After depositing human neutrophils onto these surface, we monitored the time course of spreading by imaging the contact region between individual cells and the coverslip with high resolution using reflection interference contrast microscopy (RICM). First, we quantified the total fraction of cells that adhered and/or spread over a 30-minute time window. In agreement with the bulk phagocytosis assays, we found that while most cells adhered to either surface, the fraction of cells that spread was significantly smaller on C3b-coated than on IgG-coated surfaces (Fig. 5B).

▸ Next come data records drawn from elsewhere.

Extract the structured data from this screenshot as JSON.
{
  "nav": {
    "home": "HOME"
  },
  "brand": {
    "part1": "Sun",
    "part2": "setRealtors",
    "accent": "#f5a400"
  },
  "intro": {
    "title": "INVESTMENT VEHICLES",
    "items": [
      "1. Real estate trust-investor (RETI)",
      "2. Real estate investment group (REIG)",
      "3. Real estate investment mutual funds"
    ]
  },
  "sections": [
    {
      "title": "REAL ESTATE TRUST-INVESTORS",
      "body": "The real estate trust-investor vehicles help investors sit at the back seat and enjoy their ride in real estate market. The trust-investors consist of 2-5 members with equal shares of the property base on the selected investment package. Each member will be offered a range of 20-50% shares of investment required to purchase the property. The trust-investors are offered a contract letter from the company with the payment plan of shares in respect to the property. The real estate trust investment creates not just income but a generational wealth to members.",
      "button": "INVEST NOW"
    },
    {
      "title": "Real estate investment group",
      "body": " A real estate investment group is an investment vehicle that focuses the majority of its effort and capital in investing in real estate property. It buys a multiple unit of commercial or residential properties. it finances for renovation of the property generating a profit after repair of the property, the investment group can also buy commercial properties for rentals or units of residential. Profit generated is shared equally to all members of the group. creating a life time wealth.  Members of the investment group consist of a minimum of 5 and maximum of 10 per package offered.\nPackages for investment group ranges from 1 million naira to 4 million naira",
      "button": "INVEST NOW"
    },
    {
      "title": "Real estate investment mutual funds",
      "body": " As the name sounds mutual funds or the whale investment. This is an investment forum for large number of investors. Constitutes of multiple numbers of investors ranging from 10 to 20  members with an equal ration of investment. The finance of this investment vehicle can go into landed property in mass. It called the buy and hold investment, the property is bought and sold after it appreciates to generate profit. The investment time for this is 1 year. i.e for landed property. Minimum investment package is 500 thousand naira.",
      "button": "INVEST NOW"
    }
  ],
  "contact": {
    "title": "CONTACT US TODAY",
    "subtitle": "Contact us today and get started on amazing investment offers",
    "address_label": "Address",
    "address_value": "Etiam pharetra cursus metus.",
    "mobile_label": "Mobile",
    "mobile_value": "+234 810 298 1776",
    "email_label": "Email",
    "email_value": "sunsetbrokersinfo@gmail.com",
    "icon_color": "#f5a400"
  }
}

We then assessed spreading dynamics by analyzing the contact area of individual spreading cells as a function of time (Fig. 5C).Plots of the average contact area versus time indicate that neutrophils spread slower on C3b-coated than IgG-coated surfaces (Fig. 5D). Indeed, our analysis of the spreading curves revealed that the mean cell spreading speed on C3b was significantly lower than on IgG (Fig. 5E). On the other hand, the extent of spreading as indicated by the maximum contact area appeared to be similar for both conditions (Fig. 5F). This implies that the difference in target internalization observed in the bulk phagocytosis assay is not due to a difference in the extent of phagocytic spreading, but instead appears to be a consequence of a lower likelihood of cells initiating spreading on C3b-coated surfaces.